A devastating bug has swept into the Twin Cities and it threatens to put all of the region's ash trees in jeopardy. The emerald ash borer has been macerating the foliage of local trees and destroying their bark.
What is the Emerald Ash Borer?
The emerald ash borer – or Agrilus Plannipennis – is a shiny green beetle that hails from Southeast Asia. It is often called a 'jewel beetle' due to its gemstone-like exterior. While it may look pretty, the emerald ash borer has been responsible for the devastation of vast swathes of these trees.
The adult beetles chew away at the leaves of the trees, causing visible damage to their foliage, which becomes yellow and raggedy. The larvae also burrow into the bark of the tree and ruin it.
It is the larvae that do the real damage. They disrupt the tree trunk's ability to transport water and nutrients, quickly killing the tree. Once a tree is infested with these beetles, its chance of survival is extremely low.
Minnesota residents may remember the way in which Dutch elm disease (DED) wiped out elm trees in both the US and Europe.

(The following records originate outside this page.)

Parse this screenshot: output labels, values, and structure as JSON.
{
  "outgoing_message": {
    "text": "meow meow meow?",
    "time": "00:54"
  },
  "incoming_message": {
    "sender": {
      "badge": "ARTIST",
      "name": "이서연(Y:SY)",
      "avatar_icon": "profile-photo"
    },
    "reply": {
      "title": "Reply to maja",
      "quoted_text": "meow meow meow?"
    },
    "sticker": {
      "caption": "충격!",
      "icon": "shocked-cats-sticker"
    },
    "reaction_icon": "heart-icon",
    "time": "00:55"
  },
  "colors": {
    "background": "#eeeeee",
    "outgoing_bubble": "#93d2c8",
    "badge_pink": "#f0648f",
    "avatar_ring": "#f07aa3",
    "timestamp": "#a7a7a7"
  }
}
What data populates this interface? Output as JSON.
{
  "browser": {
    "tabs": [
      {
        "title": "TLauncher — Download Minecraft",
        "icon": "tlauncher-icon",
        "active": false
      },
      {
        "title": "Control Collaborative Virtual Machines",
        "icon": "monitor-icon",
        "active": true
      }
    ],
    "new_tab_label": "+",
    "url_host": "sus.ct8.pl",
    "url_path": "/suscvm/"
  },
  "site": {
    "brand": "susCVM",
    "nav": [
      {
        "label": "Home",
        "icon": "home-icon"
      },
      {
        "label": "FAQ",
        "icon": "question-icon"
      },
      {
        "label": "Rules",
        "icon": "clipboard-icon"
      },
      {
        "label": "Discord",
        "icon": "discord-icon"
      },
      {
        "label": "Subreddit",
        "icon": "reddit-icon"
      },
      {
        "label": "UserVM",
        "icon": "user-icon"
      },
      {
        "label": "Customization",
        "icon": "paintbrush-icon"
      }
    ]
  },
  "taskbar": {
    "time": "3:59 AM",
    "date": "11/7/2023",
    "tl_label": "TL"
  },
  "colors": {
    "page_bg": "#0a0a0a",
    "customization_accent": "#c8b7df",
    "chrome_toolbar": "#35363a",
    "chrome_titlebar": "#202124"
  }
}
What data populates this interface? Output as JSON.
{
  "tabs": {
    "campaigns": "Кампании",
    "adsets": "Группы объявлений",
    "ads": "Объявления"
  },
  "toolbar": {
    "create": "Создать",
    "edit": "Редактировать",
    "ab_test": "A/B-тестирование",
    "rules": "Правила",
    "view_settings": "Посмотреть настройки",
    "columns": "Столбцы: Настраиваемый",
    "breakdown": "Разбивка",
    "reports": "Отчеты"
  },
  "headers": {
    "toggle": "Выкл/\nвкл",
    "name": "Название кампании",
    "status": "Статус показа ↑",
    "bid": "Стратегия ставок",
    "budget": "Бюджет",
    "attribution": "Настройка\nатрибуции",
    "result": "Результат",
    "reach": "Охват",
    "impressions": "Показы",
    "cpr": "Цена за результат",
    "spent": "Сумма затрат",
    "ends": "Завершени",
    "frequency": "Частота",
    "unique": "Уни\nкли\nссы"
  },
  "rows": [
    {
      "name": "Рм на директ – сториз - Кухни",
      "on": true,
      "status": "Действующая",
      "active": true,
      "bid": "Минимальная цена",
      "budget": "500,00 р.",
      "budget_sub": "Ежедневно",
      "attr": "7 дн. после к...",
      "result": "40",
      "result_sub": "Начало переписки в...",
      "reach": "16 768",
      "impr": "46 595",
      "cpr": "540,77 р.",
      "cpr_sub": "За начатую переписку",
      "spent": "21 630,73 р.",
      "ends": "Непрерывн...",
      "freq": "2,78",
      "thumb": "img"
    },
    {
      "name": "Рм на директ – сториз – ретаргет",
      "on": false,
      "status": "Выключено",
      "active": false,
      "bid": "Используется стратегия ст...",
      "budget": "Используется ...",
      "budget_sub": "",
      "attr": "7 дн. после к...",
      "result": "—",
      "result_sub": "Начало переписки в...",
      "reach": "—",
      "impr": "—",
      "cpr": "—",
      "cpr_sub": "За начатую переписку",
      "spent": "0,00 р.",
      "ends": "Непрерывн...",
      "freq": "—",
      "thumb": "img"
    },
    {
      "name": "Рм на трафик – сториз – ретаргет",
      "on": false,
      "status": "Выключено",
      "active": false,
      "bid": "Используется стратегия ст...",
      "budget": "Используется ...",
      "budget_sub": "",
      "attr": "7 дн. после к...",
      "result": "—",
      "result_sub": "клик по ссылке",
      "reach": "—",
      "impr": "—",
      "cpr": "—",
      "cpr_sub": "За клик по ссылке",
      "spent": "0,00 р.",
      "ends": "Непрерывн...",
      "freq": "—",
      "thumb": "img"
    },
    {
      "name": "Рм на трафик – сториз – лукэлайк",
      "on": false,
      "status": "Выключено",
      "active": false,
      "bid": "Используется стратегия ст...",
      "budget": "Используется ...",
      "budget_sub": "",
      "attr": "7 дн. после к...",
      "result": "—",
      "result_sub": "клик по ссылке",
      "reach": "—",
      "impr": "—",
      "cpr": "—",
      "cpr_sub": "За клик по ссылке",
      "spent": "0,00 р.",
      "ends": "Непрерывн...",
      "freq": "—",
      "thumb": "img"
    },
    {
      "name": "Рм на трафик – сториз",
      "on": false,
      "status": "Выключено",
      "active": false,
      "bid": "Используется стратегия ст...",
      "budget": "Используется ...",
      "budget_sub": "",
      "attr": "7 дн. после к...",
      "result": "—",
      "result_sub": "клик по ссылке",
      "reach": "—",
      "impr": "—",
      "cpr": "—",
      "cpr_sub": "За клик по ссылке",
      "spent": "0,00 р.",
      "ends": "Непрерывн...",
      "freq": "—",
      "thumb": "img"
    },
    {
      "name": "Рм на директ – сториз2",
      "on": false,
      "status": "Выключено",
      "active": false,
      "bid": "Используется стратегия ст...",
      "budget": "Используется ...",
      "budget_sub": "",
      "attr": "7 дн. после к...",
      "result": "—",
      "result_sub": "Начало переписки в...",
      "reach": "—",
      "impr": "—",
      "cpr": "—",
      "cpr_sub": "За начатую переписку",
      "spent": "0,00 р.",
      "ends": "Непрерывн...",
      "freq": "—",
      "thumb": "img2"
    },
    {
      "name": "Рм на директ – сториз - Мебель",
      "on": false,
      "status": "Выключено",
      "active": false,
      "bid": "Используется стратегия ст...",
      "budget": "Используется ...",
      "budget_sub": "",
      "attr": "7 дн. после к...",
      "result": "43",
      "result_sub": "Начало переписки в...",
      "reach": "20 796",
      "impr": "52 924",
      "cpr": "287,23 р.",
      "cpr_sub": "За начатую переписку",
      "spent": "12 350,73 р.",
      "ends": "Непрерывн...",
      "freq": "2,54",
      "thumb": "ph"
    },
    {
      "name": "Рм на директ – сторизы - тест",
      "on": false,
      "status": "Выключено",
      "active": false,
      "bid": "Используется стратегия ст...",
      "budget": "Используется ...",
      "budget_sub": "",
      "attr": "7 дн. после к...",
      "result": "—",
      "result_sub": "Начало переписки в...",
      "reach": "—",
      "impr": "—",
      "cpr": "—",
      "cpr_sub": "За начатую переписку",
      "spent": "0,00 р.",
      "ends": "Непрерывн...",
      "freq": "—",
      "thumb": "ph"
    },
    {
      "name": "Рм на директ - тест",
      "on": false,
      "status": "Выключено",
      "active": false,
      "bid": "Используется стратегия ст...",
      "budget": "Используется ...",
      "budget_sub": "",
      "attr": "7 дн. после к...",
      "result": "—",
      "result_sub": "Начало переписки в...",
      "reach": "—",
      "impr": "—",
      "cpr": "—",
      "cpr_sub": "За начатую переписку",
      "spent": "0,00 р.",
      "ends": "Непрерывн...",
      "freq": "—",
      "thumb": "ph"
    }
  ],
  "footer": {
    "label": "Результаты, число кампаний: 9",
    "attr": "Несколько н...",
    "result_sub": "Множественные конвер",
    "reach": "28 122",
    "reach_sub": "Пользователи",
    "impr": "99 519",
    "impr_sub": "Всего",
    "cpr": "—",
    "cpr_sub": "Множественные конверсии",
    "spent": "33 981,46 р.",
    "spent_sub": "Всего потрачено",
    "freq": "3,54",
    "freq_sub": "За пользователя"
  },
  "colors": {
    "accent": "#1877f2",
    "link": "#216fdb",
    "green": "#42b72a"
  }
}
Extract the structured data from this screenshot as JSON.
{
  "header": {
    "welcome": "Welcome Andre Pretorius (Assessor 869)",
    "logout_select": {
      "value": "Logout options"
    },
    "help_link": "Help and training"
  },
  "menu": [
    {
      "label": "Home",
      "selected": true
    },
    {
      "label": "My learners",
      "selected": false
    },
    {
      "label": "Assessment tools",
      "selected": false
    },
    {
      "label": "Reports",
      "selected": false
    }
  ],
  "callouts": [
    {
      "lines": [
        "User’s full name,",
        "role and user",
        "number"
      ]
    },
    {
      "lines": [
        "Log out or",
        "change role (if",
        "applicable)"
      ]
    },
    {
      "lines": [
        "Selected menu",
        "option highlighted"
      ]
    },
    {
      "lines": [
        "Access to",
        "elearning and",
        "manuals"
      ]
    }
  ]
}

Many fear that the beautiful and historic trees that line the streets and grace the public parks of Minnesota could meet a similar fate.
What is being done about the threat from the emerald ash borer?
Officials in the Twin Cities have created a strategy to halt the invasion of the emerald ash borer. All of the ash trees on public land in Minnesota were catalogued. There are roughly 1,000 trees in the catalog. The trees were then inspected for quality. 500 of them were found to be "good" quality, while the other 500 were labeled as being "low" in quality.
The low quality trees will eventually be replaced with trees of a different species. The high quality trees will be treated with an insecticide designed to halt an infestation by emerald ash borer beetles. Trees on private land are deemed to be the responsibility of the landowner.
Minneapolis officials have set down a three year time frame for the completion of this plan. As a result, the overall quality of tree life in Minnesota should improve. Poor quality trees will be replaced by better flourishing ones from other species and good quality trees will be preserved for future generations.